CHP Genel Başkanı Kemal Kılıçdaroğlu, "15 yıldır ülkeyi yönetenler Türkiye'yi 5 temel sorunla karşı karşıya getirdiler. Nedir 5 temel sorun? Birincisi eğitim, ikincisi dış politika, üçüncüsü toplumsal barış, dördüncüsü demokrasi, beşincisi ekonomi." dedi. 

Erciyes Kayak Merkezi'ndeki bir otelde düzenlenen CHP İl Başkanları Toplantısı'na katılan Kılıçdaroğlu, yaptığı konuşmada, demokrasiye kurulan bir kumpası son derece bilinçli ve akılcı bir şekilde yine demokrasinin kuralları içerisinde bozduklarını savundu.

Ezberlerin, morallerin bozulduğunu bildiğini ama bir şeyden herkesin çok emin olması gerektiğini ifade eden Kılıçdaroğlu, ülkenin demokrasiyi savunma konusunda öncülük eden partisinin Cumhuriyet Halk Partisi olduğunu söyledi. 

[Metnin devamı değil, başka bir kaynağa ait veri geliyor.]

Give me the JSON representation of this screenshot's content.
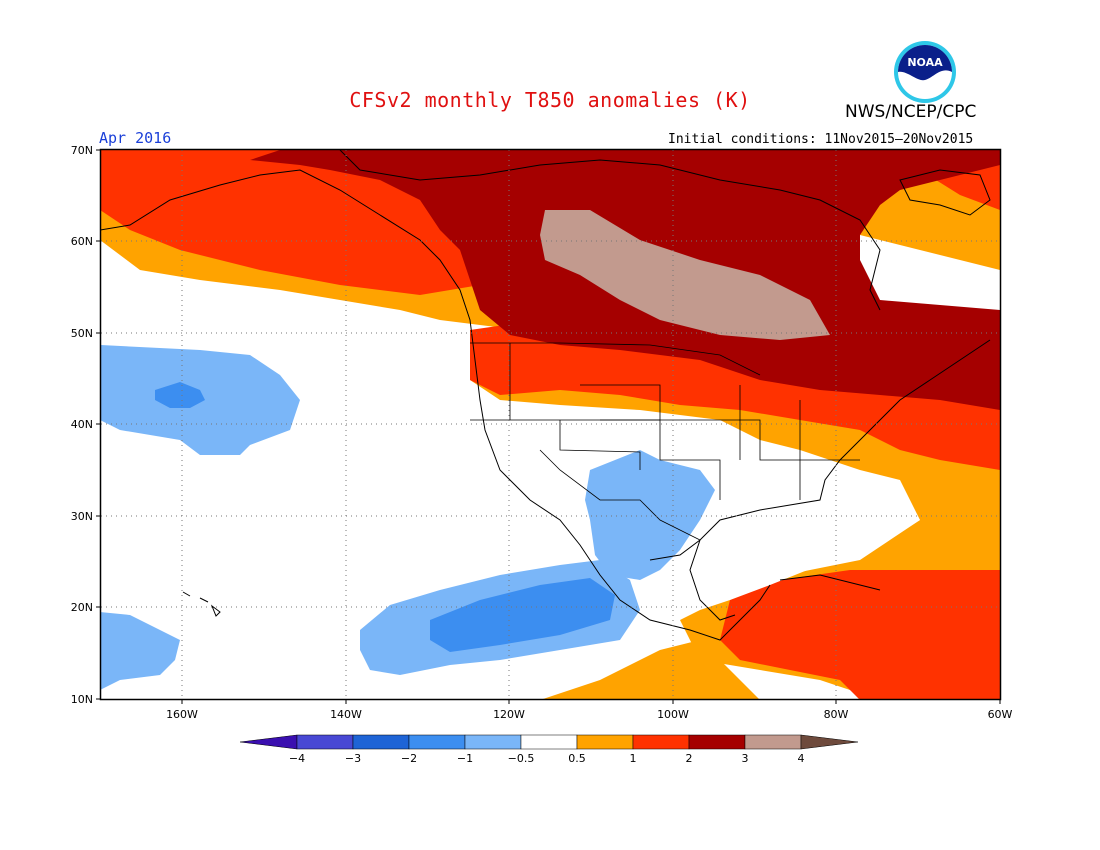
{
  "header": {
    "title": "CFSv2 monthly T850 anomalies (K)",
    "agency": "NWS/NCEP/CPC",
    "month": "Apr 2016",
    "initial_conditions": "Initial conditions: 11Nov2015–20Nov2015",
    "logo_text": "NOAA"
  },
  "map": {
    "lat_labels": [
      "70N",
      "60N",
      "50N",
      "40N",
      "30N",
      "20N",
      "10N"
    ],
    "lon_labels": [
      "160W",
      "140W",
      "120W",
      "100W",
      "80W",
      "60W"
    ]
  },
  "legend": {
    "tick_labels": [
      "−4",
      "−3",
      "−2",
      "−1",
      "−0.5",
      "0.5",
      "1",
      "2",
      "3",
      "4"
    ],
    "colors": [
      "#3a0fb0",
      "#4848d4",
      "#1e64d6",
      "#3c8ef0",
      "#7ab6f8",
      "#ffffff",
      "#ffa300",
      "#ff3200",
      "#a50000",
      "#c29a8e",
      "#6e4a3c"
    ]
  }
}
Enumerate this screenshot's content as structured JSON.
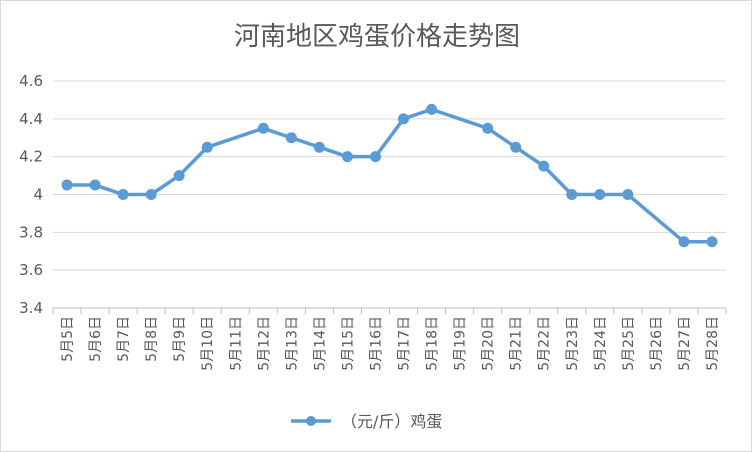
{
  "chart_data": {
    "type": "line",
    "title": "河南地区鸡蛋价格走势图",
    "categories": [
      "5月5日",
      "5月6日",
      "5月7日",
      "5月8日",
      "5月9日",
      "5月10日",
      "5月11日",
      "5月12日",
      "5月13日",
      "5月14日",
      "5月15日",
      "5月16日",
      "5月17日",
      "5月18日",
      "5月19日",
      "5月20日",
      "5月21日",
      "5月22日",
      "5月23日",
      "5月24日",
      "5月25日",
      "5月26日",
      "5月27日",
      "5月28日"
    ],
    "series": [
      {
        "name": "（元/斤）鸡蛋",
        "color": "#5b9bd5",
        "values": [
          4.05,
          4.05,
          4.0,
          4.0,
          4.1,
          4.25,
          null,
          4.35,
          4.3,
          4.25,
          4.2,
          4.2,
          4.4,
          4.45,
          null,
          4.35,
          4.25,
          4.15,
          4.0,
          4.0,
          4.0,
          null,
          3.75,
          3.75
        ]
      }
    ],
    "yticks": [
      "3.4",
      "3.6",
      "3.8",
      "4",
      "4.2",
      "4.4",
      "4.6"
    ],
    "ylim": [
      3.4,
      4.6
    ],
    "grid": true,
    "legend": "bottom"
  }
}
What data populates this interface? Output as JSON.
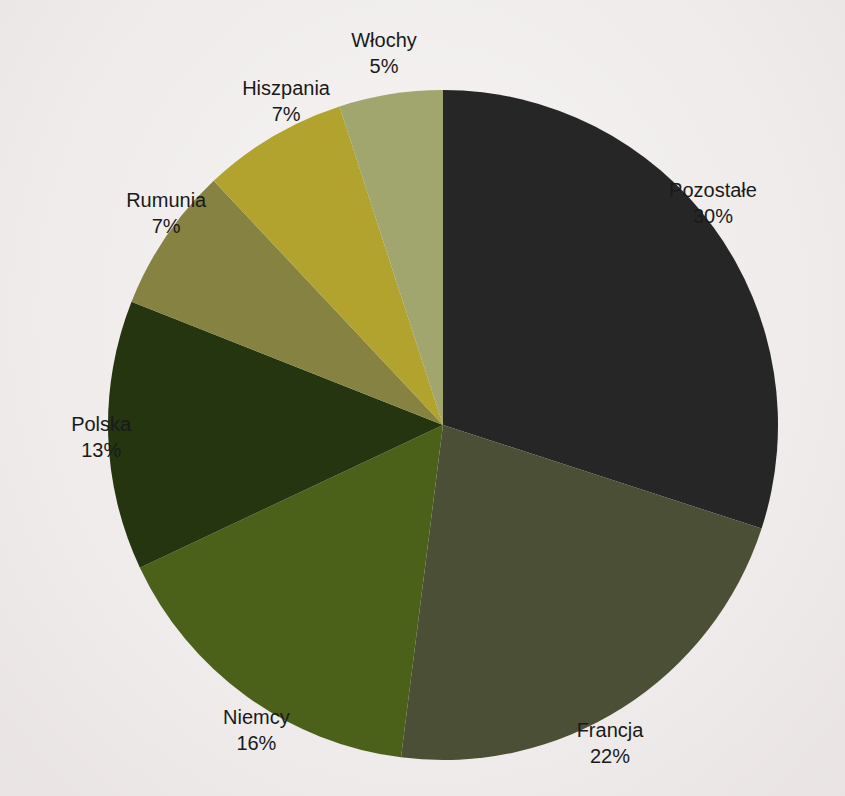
{
  "chart_data": {
    "type": "pie",
    "categories": [
      "Pozostałe",
      "Francja",
      "Niemcy",
      "Polska",
      "Rumunia",
      "Hiszpania",
      "Włochy"
    ],
    "values": [
      30,
      22,
      16,
      13,
      7,
      7,
      5
    ],
    "value_labels": [
      "30%",
      "22%",
      "16%",
      "13%",
      "7%",
      "7%",
      "5%"
    ],
    "colors": [
      "#262626",
      "#4a4f35",
      "#4b6119",
      "#243510",
      "#868241",
      "#b2a22e",
      "#a0a66e"
    ],
    "data_labels": true
  }
}
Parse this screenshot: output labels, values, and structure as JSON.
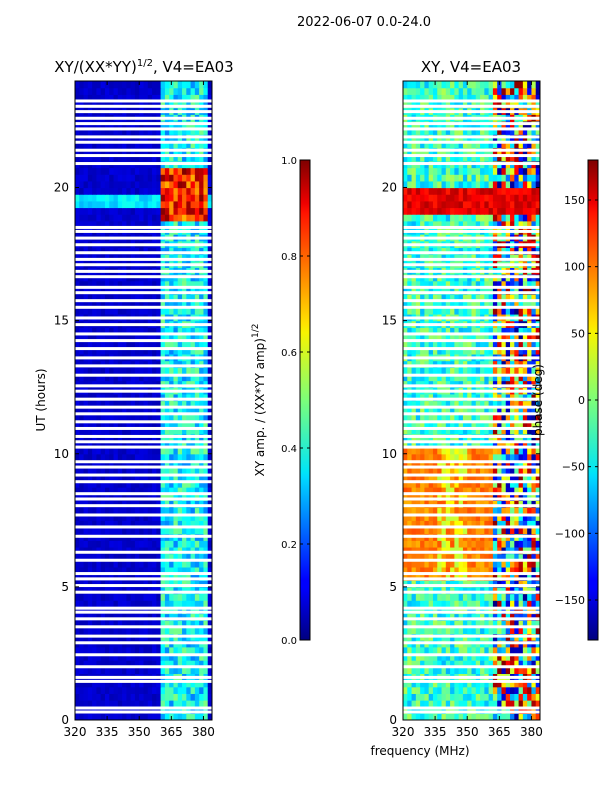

Kayseri'nin sanayi, üniversite ve tarım kenti olduğunu, diğer Anadolu illerinde olduğu gibi Kayseri'de de işsizlik sorunu olduğunu belirten Kılıçdaroğlu, "Daha acı olan ise sadece resmi verilere göre 2017 yılında 223 bin 810 kişi sosyal yardımla hayatını sürdürüyor. Bu bile 15 yıldır yönetilen bir Türkiye'de nasıl bir tablonun miras bırakıldığını gösteriyor. Türkiye'nin diğer illerinde de benzer tablolar var. Hatta daha ağır bir tablo var Kayseri'ye göre. O nedenle biz hep birlikte bugün toplumun önüne konan tabloyu değiştirmek zorundayız. Bu sorumluluk sadece benim değil, sadece sizin de değil, herkesin sorumluluğu var." diye konuştu. 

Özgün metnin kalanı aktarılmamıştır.